Perguntas frequentes sobre aposentadoria do vigilante

Vigilante armado ainda tem aposentadoria especial?+

O uso de arma, por si só, não gera reconhecimento. O Tema 1.209 alcança vigilantes com ou sem arma de fogo.

Trabalhei como vigilante antes de 1995. Perdi esse período?+

Não se deve descartá-lo automaticamente. Períodos antigos precisam ser analisados conforme a legislação vigente na época.

Trabalhei 25 anos como vigilante. Posso me aposentar agora?+

Não é possível concluir apenas pelo número de anos na profissão.
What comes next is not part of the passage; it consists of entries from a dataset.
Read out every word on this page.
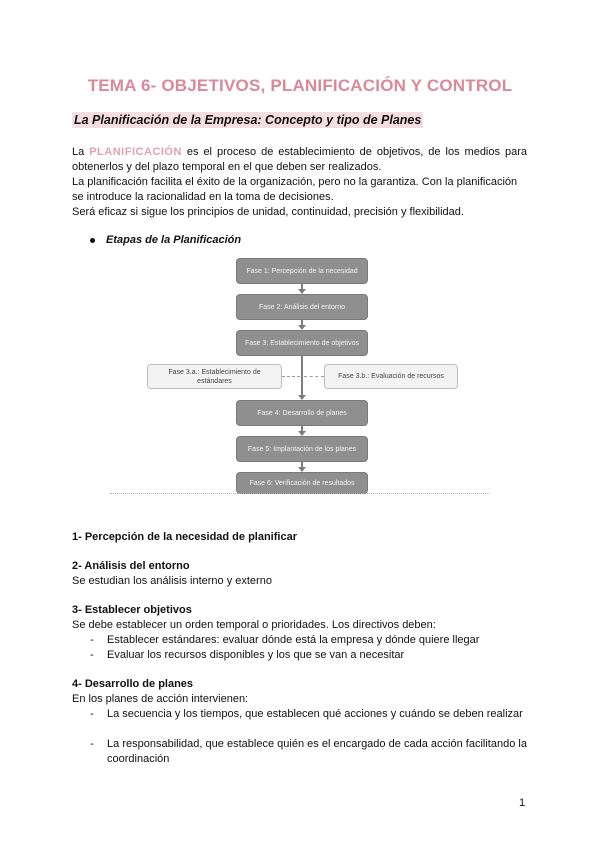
TEMA 6- OBJETIVOS, PLANIFICACIÓN Y CONTROL
La Planificación de la Empresa: Concepto y tipo de Planes
La PLANIFICACIÓN es el proceso de establecimiento de objetivos, de los medios para obtenerlos y del plazo temporal en el que deben ser realizados.
La planificación facilita el éxito de la organización, pero no la garantiza. Con la planificación se introduce la racionalidad en la toma de decisiones.
Será eficaz si sigue los principios de unidad, continuidad, precisión y flexibilidad.
Etapas de la Planificación
Fase 1: Percepción de la necesidad
Fase 2: Análisis del entorno
Fase 3: Establecimiento de objetivos
Fase 3.a.: Establecimiento de estándares
Fase 3.b.: Evaluación de recursos
Fase 4: Desarrollo de planes
Fase 5: Implantación de los planes
Fase 6: Verificación de resultados
1- Percepción de la necesidad de planificar
2- Análisis del entorno
Se estudian los análisis interno y externo
3- Establecer objetivos
Se debe establecer un orden temporal o prioridades. Los directivos deben:
-	Establecer estándares: evaluar dónde está la empresa y dónde quiere llegar
-	Evaluar los recursos disponibles y los que se van a necesitar
4- Desarrollo de planes
En los planes de acción intervienen:
-	La secuencia y los tiempos, que establecen qué acciones y cuándo se deben realizar
-	La responsabilidad, que establece quién es el encargado de cada acción facilitando la coordinación
1
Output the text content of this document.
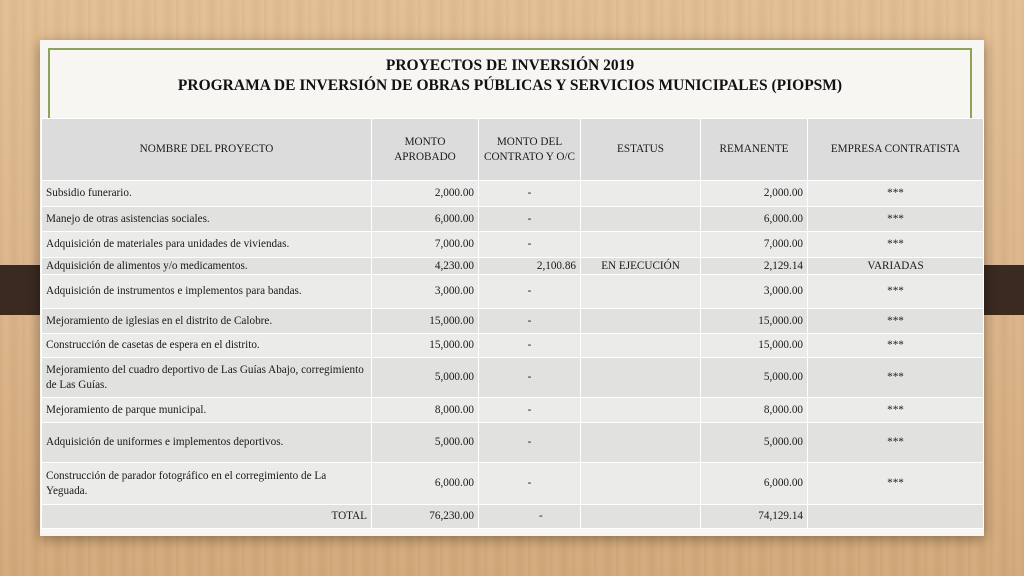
PROYECTOS DE INVERSIÓN 2019
PROGRAMA DE INVERSIÓN DE OBRAS PÚBLICAS Y SERVICIOS MUNICIPALES (PIOPSM)
NOMBRE DEL PROYECTO	MONTO APROBADO	MONTO DEL CONTRATO Y O/C	ESTATUS	REMANENTE	EMPRESA CONTRATISTA
Subsidio funerario.	2,000.00	-		2,000.00	***
Manejo de otras asistencias sociales.	6,000.00	-		6,000.00	***
Adquisición de materiales para unidades de viviendas.	7,000.00	-		7,000.00	***
Adquisición de alimentos y/o medicamentos.	4,230.00	2,100.86	EN EJECUCIÓN	2,129.14	VARIADAS
Adquisición de instrumentos e implementos para bandas.	3,000.00	-		3,000.00	***
Mejoramiento de iglesias en el distrito de Calobre.	15,000.00	-		15,000.00	***
Construcción de casetas de espera en el distrito.	15,000.00	-		15,000.00	***
Mejoramiento del cuadro deportivo de Las Guías Abajo, corregimiento de Las Guías.	5,000.00	-		5,000.00	***
Mejoramiento de parque municipal.	8,000.00	-		8,000.00	***
Adquisición de uniformes e implementos deportivos.	5,000.00	-		5,000.00	***
Construcción de parador fotográfico en el corregimiento de La Yeguada.	6,000.00	-		6,000.00	***
TOTAL	76,230.00	-		74,129.14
É necessário calcular o tempo efetivamente reconhecível e verificar as demais regras disponíveis.

Recebo adicional de periculosidade. Isso prova atividade especial?+

Não automaticamente. O adicional trabalhista não basta, isoladamente, para o reconhecimento previdenciário do período como especial.

Tenho PPP indicando risco de assalto e uso de arma. É suficiente?+

Depois do Tema 1.209, a periculosidade própria da atividade de vigilante, mesmo armada, não basta por si só. Outros fundamentos eventualmente existentes precisam ser analisados.

Vigia e vigilante são a mesma coisa para aposentadoria?+

Não se deve presumir equivalência em todos os períodos. É necessário examinar a função, a época e a legislação aplicável.

Porteiro pode usar o Tema 1.209 para pedir aposentadoria especial?+

O Tema 1.209 trata especificamente da atividade de vigilante. A situação de porteiros exige fundamento próprio.

Ainda posso converter tempo especial em comum?+

Se houver período efetivamente reconhecido como especial e trabalhado até 13/11/2019, a possibilidade de conversão deve ser analisada.